Voilà un échange auquel l’Evangile ne nous a pas habitué.
Au milieu de ce chapitre de confrontations tendues, entre des pharisiens voulant pousser Jésus à la faute et un Jésus aux aguets, sur la défensive et désamorçant chaque piège, se tient ce petit dialogue qui manifeste semble-t-il une entente parfaite entre Jésus et un scribe.
On peut s’interroger sur la question initiale du scribe « quel est le premier de tous les commandements ? » Y aurait-il ici aussi un piège ? Chercherait-il à obliger Jésus à trier dans la Loi, à classer les commandements sur leur valeur, pour le prendre en défaut de respect de la loi ?
Mais ici, le mot « premier » veut bien dire celui sur lequel tout est fondé, premier comme source, comme nature profonde de toute la loi.
C’est une belle question.
Aussi la réponse de Jésus semble convenir au scribe.
C’est pourtant une réponse risquée qui colle ensemble deux commandements qui ne se touchent pas dans l’Ecriture. Jésus fait un montage, il ose une fusion de texte, il joue avec l’Ecriture. Mais il le fait sans changer un mot à la loi.
Et voilà que se produit quelque chose d’extraordinaire, un événement génial et plein d’humour.
A première vue, on a l’impression que le scribe se contente de répéter tel quel ce que Jésus vient de dire… alors, du coup, Jésus serait satisfait et complimenterait ce scribe si docile.
Mais à y regarder de plus près, le scribe ne fait pas comme Jésus, une citation scrupuleuse de la Loi : il développe, il interprète, oubliant un mot ici, transformant une formule ailleurs, prolongeant sa réflexion comme on réfléchit intérieurement, comme on rumine une idée nouvelle que l’on vient d’entendre pour la première fois… au fond, il fait œuvre de lecture, d’interprétation.
Si Jésus se réjouit, c’est peut-être pour ça : parce que ce scribe n’est plus un scribe.
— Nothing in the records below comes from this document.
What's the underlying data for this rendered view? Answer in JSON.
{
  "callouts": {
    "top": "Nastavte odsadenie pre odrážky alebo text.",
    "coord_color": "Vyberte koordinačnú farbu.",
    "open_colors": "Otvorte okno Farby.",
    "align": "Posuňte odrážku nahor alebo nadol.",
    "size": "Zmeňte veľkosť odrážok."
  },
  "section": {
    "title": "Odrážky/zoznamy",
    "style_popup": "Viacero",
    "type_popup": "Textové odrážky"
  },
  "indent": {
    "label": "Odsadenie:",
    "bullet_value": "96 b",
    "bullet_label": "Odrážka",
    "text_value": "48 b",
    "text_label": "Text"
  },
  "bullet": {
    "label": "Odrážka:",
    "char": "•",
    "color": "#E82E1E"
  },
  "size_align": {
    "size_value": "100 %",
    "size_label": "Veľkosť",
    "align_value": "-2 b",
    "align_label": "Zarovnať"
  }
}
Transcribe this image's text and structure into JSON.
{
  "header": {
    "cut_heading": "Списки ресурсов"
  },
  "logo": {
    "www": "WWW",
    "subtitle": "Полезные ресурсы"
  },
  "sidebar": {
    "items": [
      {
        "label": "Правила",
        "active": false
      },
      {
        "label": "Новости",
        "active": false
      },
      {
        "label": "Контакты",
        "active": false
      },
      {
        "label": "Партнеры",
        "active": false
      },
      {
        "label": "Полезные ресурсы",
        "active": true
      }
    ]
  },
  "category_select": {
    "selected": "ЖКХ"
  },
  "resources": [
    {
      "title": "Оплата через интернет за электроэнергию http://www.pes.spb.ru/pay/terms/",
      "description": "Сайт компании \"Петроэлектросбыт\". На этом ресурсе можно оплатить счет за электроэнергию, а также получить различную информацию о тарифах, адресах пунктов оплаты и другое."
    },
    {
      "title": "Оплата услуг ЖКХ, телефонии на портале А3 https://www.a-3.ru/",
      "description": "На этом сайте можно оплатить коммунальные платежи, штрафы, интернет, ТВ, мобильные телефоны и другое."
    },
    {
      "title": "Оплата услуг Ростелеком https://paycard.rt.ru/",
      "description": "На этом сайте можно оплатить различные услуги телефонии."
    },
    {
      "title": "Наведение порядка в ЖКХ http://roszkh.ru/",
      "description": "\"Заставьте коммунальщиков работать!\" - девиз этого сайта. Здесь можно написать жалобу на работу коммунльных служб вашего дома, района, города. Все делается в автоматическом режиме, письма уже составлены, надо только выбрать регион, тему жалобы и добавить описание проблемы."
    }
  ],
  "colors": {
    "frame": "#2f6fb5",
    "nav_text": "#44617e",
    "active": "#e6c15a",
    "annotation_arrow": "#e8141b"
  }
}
Parce qu’il est passé d’un certain rapport à l’Ecriture : un rapport de scribe, scrupuleux et tatillon, à un rapport de lecteur : respectueux mais audacieux, plus sensible à la voix qui parle qu’aux mots couchés sur le papier.
Seigneur dans notre attention fidèle aux écritures, garde-nous de devenir des scribes et fais-nous grandir en lecteurs.